Lymphoproliferative response to avian tuberculin
At 24 hours, control group (A) showed a response that was significantly higher as compared to all other groups especially group D. While group D was significantly lower as compared to group B and group B and group C were significantly different from each other at 24 hours response. At response time 48 hours control group A was significantly higher as compared to all groups. Group B and group C were non-significant to each other while both groups showed response significantly higher as compared to group D. At response 72 hours group A, B and C did not show significant difference with each other, however, the lymphoproliferative response of group D was significantly lesser compared to the control group (Fig. 3).
Sperm Motility Percentage
Sperm motility was decreased in all groups with increasing doses of toxin as shown in Table 4.
Serum levels of these reproductive hormones (testosterone) clearly follow the trends which are Group A> B >C >D. This means that the level of this hormone decreased as there was an increase in the level of AFB1 in their diet as shown in Table 5. The level of luteinizing hormone did not show any significant increase in its level but the level of prolactin was increased significantly with increase in dose of toxin.
There was no obvious gross lesion seen in the control group. Testes showed normal size and weight. However, there was a significant decrease in testicular size in a dose-dependent manner between the three groups fed with AFB1 contaminated feed (Fig. 4).

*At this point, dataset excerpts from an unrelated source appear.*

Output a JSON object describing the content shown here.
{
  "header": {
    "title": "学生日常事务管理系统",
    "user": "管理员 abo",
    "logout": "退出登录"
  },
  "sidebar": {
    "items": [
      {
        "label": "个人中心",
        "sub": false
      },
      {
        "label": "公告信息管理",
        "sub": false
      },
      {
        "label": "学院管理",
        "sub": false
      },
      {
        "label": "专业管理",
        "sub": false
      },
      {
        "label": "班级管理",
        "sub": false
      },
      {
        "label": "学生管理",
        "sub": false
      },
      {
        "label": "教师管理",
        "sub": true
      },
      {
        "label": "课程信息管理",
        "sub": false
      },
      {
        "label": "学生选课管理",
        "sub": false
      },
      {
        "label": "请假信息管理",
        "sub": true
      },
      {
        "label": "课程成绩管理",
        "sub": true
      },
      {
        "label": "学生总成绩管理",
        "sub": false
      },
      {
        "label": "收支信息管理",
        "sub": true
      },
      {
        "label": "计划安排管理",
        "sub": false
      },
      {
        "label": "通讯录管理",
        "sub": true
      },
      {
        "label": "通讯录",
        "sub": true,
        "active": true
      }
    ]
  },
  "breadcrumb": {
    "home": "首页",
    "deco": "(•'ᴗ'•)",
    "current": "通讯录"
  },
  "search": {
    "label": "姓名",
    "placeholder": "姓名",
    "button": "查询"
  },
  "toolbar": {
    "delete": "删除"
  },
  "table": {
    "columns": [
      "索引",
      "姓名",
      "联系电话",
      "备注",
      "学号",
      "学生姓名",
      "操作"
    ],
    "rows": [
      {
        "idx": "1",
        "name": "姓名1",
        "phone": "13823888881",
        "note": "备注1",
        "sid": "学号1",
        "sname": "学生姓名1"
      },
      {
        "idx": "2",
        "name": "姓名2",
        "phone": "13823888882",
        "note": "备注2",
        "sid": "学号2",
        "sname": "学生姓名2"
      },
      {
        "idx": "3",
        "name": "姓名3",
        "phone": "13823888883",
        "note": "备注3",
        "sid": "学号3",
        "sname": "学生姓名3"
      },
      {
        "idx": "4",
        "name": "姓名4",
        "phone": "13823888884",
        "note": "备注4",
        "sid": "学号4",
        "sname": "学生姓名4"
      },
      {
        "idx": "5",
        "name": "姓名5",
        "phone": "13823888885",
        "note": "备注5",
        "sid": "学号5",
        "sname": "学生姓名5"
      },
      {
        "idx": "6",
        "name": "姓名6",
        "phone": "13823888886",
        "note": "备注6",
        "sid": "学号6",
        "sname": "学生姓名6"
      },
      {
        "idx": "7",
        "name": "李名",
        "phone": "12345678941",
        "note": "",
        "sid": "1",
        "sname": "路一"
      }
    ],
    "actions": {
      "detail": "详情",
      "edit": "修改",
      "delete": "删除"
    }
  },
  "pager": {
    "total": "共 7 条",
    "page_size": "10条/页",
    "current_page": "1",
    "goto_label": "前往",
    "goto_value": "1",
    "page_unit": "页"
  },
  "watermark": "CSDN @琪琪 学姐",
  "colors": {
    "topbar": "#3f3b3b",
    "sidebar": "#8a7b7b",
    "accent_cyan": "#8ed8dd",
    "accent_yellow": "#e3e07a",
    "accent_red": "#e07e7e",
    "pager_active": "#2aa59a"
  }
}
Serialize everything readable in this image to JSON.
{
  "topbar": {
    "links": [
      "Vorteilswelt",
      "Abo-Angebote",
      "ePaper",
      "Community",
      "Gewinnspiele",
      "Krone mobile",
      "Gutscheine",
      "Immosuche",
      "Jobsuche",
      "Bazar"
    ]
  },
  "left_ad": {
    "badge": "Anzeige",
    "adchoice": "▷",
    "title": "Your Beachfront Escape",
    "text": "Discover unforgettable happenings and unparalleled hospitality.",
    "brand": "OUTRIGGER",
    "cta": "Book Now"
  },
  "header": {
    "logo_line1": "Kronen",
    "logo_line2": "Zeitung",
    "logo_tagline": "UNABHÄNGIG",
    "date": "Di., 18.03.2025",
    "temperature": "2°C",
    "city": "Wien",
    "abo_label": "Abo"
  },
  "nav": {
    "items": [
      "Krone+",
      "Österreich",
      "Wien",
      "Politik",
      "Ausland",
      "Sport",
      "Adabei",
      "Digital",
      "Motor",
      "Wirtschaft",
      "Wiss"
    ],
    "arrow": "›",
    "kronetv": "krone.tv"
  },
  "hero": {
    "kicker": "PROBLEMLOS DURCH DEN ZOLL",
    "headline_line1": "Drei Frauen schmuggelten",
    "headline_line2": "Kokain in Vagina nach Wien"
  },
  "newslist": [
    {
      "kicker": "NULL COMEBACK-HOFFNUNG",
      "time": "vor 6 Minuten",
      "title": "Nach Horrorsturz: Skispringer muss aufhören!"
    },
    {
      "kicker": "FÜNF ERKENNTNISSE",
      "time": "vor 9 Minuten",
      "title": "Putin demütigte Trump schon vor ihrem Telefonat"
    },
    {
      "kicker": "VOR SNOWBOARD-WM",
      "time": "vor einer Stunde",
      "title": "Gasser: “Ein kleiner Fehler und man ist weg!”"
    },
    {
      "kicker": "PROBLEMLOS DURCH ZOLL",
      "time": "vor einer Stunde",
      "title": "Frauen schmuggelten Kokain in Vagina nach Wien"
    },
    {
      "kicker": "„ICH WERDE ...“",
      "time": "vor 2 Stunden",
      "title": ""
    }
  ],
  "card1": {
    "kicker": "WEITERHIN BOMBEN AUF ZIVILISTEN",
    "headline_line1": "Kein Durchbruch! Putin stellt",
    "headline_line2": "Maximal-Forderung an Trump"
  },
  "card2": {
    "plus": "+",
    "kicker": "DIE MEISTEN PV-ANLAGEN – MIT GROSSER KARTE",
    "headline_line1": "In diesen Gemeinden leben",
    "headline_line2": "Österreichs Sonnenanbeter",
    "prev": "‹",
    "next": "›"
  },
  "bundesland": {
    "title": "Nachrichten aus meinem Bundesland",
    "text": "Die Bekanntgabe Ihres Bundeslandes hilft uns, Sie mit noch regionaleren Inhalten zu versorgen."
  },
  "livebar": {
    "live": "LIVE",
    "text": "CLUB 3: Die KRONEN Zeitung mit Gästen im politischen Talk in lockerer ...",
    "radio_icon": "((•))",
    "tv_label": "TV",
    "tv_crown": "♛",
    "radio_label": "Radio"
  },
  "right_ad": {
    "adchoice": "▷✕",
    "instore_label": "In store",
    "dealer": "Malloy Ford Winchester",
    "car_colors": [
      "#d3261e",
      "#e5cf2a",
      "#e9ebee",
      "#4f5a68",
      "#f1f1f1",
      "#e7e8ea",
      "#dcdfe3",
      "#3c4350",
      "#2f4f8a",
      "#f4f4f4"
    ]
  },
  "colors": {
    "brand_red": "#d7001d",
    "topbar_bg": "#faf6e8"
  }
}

Seminiferous tubules in control group A showed normal appearance. The lumen of the tubule was patent. Spermatogenesis developmental stages such as spermatogonia, spermatocytes, spermatids and mature spermatozoa were found. The presence of clusters of spermatozoa indicated normal testicular parenchyma (Fig.5a &b). Testicular parenchyma in group B also showed normal appearing seminiferous tubules. All the morphological stages of spermatogenesis i.e. spermatogonia, spermatids, spermatocytes and spermatozoa were visible. However, in some of the seminiferous tubules partial arrest of spermatogenesis was present (Fig. 5c&d). Likewise, all the stages of spermatogenesis were present in group C. But the number of spermatozoa was less indicating partial arrest of spermatogenesis. In a few places, the lumen of the seminiferous tubule was not patent (Fig. 5c&d). In group D, arrested spermatogenesis was evident in many areas as the lumen of the seminiferous tubules was not patent. Developmental stages of spermatogenesis were seen except the mature spermatozoa. In some tubules, few spermatozoa were also present. Number of spermatozoa was less; necrotic changes were also present in seminiferous tubule (Fig. 5e & f).